VIII- Racun dalam gelas

10 6 38
                                    

Milian menaikkan kerah mantelnya hingga menutupi tulang rahang bawahnya, ia hanya satu-satunya yang tetap setia memakai mantel di tengah gempuran musim panas Terebis yang menjadi-jadi. Eurosia yang hanya mengenakan kemeja putih gading dengan renda di bagian dada terlihat sangat cantik bagi Milian, ia cocok dengan gaya seperti itu ketimbang menggunakan blazer pesulapnya yang eksentrik seperti sebelumnya.

Milian menyentuh sisi topi tinggi Eurosia yang membuat perempuan itu menoleh sambil menepis tangan nya. "Kau menodai pusaka suci."

Milian menghembuskan nafas. "Terlihat sama berharganya dengan Bros biru mu itu." Milian menunjuk Bros di kerah Eurosia. Itu sudah menarik perhatiannya sejak pandangan pertama.

"Sama bernilai nya dengan hidup mu." Eurosia melangkah masuk ke sebuah kedai minum tua, bau alkohol dan jahe menyengat kuat hingga Milian mengerutkan keningnya dalam-dalam. Keringat-keringat para pengangguran memenuhi udara hingga membuat nya mual.

"Wah! Sejak kapan gadis ajaib ini terakhir kali kembali kesini, apakah itu seabad yang lalu?" Mereka tertawa ketika salah satu pria tua berkumis tebal kusut menyambut kedatangan mereka. Pria itu jelas mabuk, terlihat dari bagaimana caranya menatap Eurosia dan lemaknya yang bergoyang-goyang dari perut buncitnya yang mengintip lewat kemeja kekecilan itu.

"Eurosia…" bisik Milian sambil menarik ujung baju Eurosia dari belakang, ia tidak menyukai tempat ini meski Eurosia terlihat akrab dengan lingkungan menjijikkan itu.

"Hey, Jasho!" Eurosia meninju perut berlemak pria itu main-main. "Bagaimana kabarmu? Apakah istrimu masih tidur dengan pria kaya itu?"

Jasho tertawa dan jatuh terduduk di kursi sambil minum bir dari gelas kayu yang lebih mirip tong itu. "Mungkin sudah punya anak."

"Kasihan sekali kau. Sudah saatnya kau berkencan lagi." Eurosia tertawa dan memberi gestur pada bartender untuk menyiapkan minuman nya. Keberadaan Milian seperti bunglon sekarang.

"Sudah terlanjur cinta, jangan menyakiti orang baru kalau kau belum selesai dengan masa lalu mu."

Eurosia tertawa terbahak-bahak dan duduk di kursi lain sambil menarik Milian untuk duduk di sebelahnya. "Astaga, Jasho sang pria perkasa tumbang karena cinta, semuanya!" Eurosia menyeru dan seisi kedai ricuh. Mereka mengayunkan gelas ke udara dan cairan di dalamnya berombak hingga tumpah ke meja dan lantai. Mereka minum seperti babi liar.

Milian menghela nafas dan memijat pangkal hidungnya, ia tidak mengerti apa yang Eurosia rencanakan sekarang.

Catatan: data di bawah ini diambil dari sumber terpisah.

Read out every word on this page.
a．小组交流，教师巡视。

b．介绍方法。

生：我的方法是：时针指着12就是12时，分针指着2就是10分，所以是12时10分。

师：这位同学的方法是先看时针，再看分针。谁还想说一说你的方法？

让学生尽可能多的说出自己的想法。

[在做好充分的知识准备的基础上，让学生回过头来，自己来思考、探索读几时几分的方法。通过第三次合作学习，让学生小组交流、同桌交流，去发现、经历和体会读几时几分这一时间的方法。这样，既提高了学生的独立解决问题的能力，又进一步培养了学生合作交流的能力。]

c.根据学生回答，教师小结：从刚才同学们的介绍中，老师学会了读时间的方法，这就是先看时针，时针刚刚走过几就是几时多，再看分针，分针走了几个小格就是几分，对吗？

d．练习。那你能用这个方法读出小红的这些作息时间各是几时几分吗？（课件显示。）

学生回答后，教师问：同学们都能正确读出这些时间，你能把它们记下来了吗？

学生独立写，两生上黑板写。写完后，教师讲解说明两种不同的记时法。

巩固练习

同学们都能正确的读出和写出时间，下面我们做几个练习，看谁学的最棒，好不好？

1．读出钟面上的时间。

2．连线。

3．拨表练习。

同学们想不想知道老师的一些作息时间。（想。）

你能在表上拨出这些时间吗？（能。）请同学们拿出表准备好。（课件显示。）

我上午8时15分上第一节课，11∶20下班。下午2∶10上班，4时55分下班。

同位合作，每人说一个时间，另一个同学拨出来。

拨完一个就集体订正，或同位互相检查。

"Bagaimana dengan mu sendiri, Eu? Hidup di jantung kota menyenangkan?" Pria bongsor lain bertanya.

Eurosia menyilangkan kaki dan menggumamkan terimakasih kepada bartender atas minumannya. "Tidak begitu sulit. Aku masih jadi badut jalanan itu. Oh ya, apakah peternakan sapi mu lancar, Kain?"

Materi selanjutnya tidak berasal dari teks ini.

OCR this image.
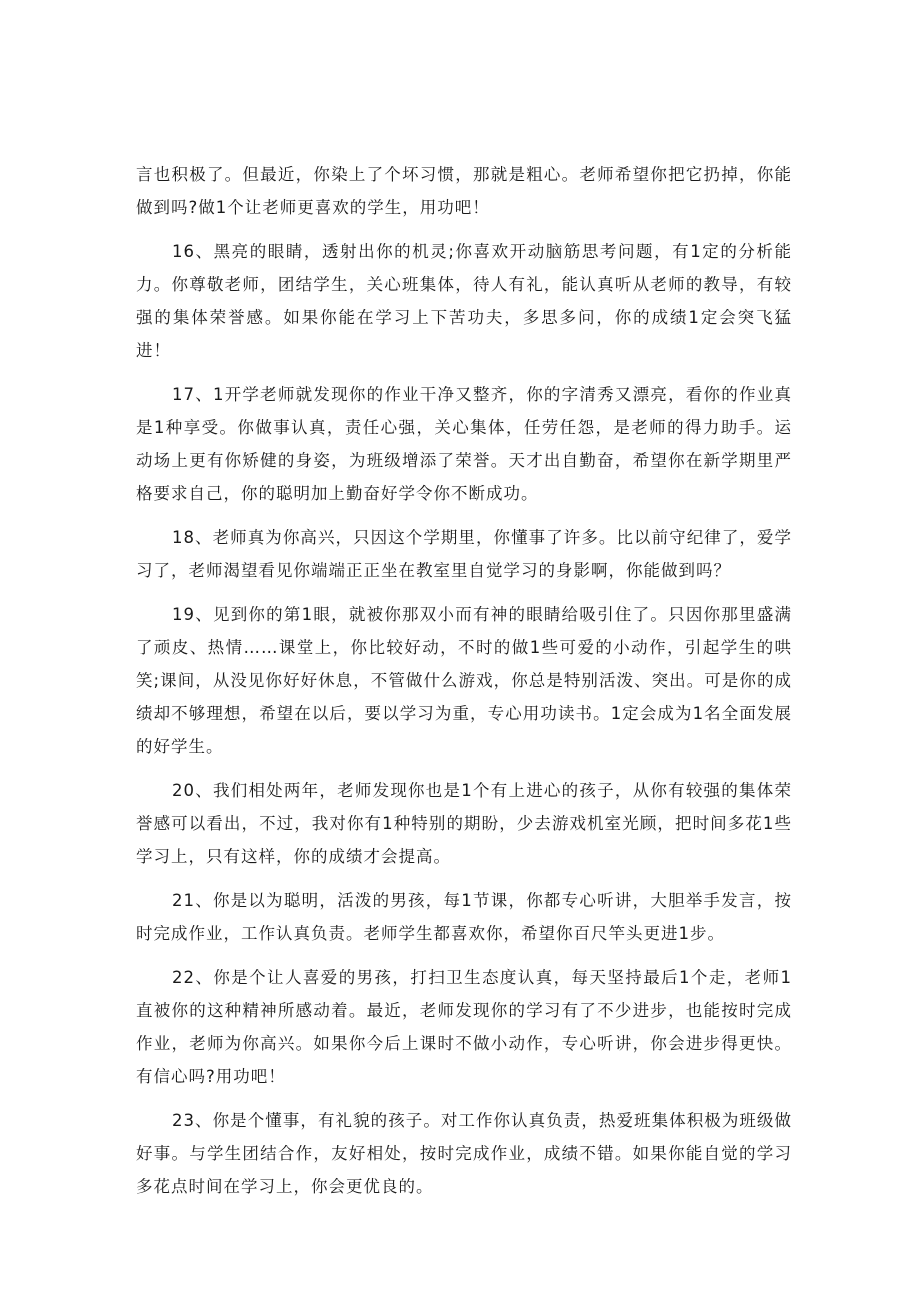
言也积极了。但最近，你染上了个坏习惯，那就是粗心。老师希望你把它扔掉，你能做到吗?做1个让老师更喜欢的学生，用功吧！

16、黑亮的眼睛，透射出你的机灵;你喜欢开动脑筋思考问题，有1定的分析能力。你尊敬老师，团结学生，关心班集体，待人有礼，能认真听从老师的教导，有较强的集体荣誉感。如果你能在学习上下苦功夫，多思多问，你的成绩1定会突飞猛进！

17、1开学老师就发现你的作业干净又整齐，你的字清秀又漂亮，看你的作业真是1种享受。你做事认真，责任心强，关心集体，任劳任怨，是老师的得力助手。运动场上更有你矫健的身姿，为班级增添了荣誉。天才出自勤奋，希望你在新学期里严格要求自己，你的聪明加上勤奋好学令你不断成功。

18、老师真为你高兴，只因这个学期里，你懂事了许多。比以前守纪律了，爱学习了，老师渴望看见你端端正正坐在教室里自觉学习的身影啊，你能做到吗？

19、见到你的第1眼，就被你那双小而有神的眼睛给吸引住了。只因你那里盛满了顽皮、热情……课堂上，你比较好动，不时的做1些可爱的小动作，引起学生的哄笑;课间，从没见你好好休息，不管做什么游戏，你总是特别活泼、突出。可是你的成绩却不够理想，希望在以后，要以学习为重，专心用功读书。1定会成为1名全面发展的好学生。

20、我们相处两年，老师发现你也是1个有上进心的孩子，从你有较强的集体荣誉感可以看出，不过，我对你有1种特别的期盼，少去游戏机室光顾，把时间多花1些学习上，只有这样，你的成绩才会提高。

21、你是以为聪明，活泼的男孩，每1节课，你都专心听讲，大胆举手发言，按时完成作业，工作认真负责。老师学生都喜欢你，希望你百尺竿头更进1步。

22、你是个让人喜爱的男孩，打扫卫生态度认真，每天坚持最后1个走，老师1直被你的这种精神所感动着。最近，老师发现你的学习有了不少进步，也能按时完成作业，老师为你高兴。如果你今后上课时不做小动作，专心听讲，你会进步得更快。有信心吗?用功吧！

23、你是个懂事，有礼貌的孩子。对工作你认真负责，热爱班集体积极为班级做好事。与学生团结合作，友好相处，按时完成作业，成绩不错。如果你能自觉的学习多花点时间在学习上，你会更优良的。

Mereka terpingkal lagi tapi Kain yang bertanya sebelumnya menghembuskan nafas berat. "Semuanya mati terjangkit penyakit. Sapiku jadi zombie."

Eurosia menyesap minumannya. "Kurasa daging sapi zombie pasti laku di pasaran. Seperti pertunjukkan teater cinta tragis yang kemarin-kemarin ramai di Aeternum."

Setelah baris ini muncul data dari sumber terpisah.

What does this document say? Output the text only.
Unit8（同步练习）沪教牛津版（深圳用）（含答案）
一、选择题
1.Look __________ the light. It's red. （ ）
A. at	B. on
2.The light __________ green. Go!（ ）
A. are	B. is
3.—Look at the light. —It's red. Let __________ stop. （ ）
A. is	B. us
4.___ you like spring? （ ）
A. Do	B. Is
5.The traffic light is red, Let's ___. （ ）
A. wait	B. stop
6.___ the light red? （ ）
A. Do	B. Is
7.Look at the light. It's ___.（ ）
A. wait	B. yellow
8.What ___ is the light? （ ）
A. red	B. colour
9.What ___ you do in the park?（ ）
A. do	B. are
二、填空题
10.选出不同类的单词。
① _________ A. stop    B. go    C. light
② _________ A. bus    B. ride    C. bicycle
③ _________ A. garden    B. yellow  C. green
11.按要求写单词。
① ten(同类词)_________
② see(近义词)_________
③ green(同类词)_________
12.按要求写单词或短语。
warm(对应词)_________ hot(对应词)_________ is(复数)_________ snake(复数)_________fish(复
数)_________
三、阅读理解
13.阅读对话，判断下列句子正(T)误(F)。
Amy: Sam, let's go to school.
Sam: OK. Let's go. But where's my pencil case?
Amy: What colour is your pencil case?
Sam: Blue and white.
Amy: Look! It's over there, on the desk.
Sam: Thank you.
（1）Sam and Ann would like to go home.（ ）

Alis Milian terangkat. Itu dia.

"Oh, ku dengar Yuan Hikai itu mati." Jasho menyahut dan sebentar saja, para pria gila itu mulai duduk melingkar di sekitar Eurosia.

Sial, hebat sekali dia mengatur suasana. Milian tersenyum diam-diam.

"Mati tergantung." Eurosia menunjuk potongan kaki kerbau di sudut kedai. "Seperti itu."

"Konyol sekali." Sebagian tertawa. "Apa yang kau tahu dari kematian pria kaya itu? Ku kira seharusnya ia mati karena kebanyakan uang."

Eurosia memainkan ujung rambutnya. "Apa ya? Entahlah, orang-orang rendah macam kita bahkan tidak pantas berdiri di depan Aeternum bukan begitu?"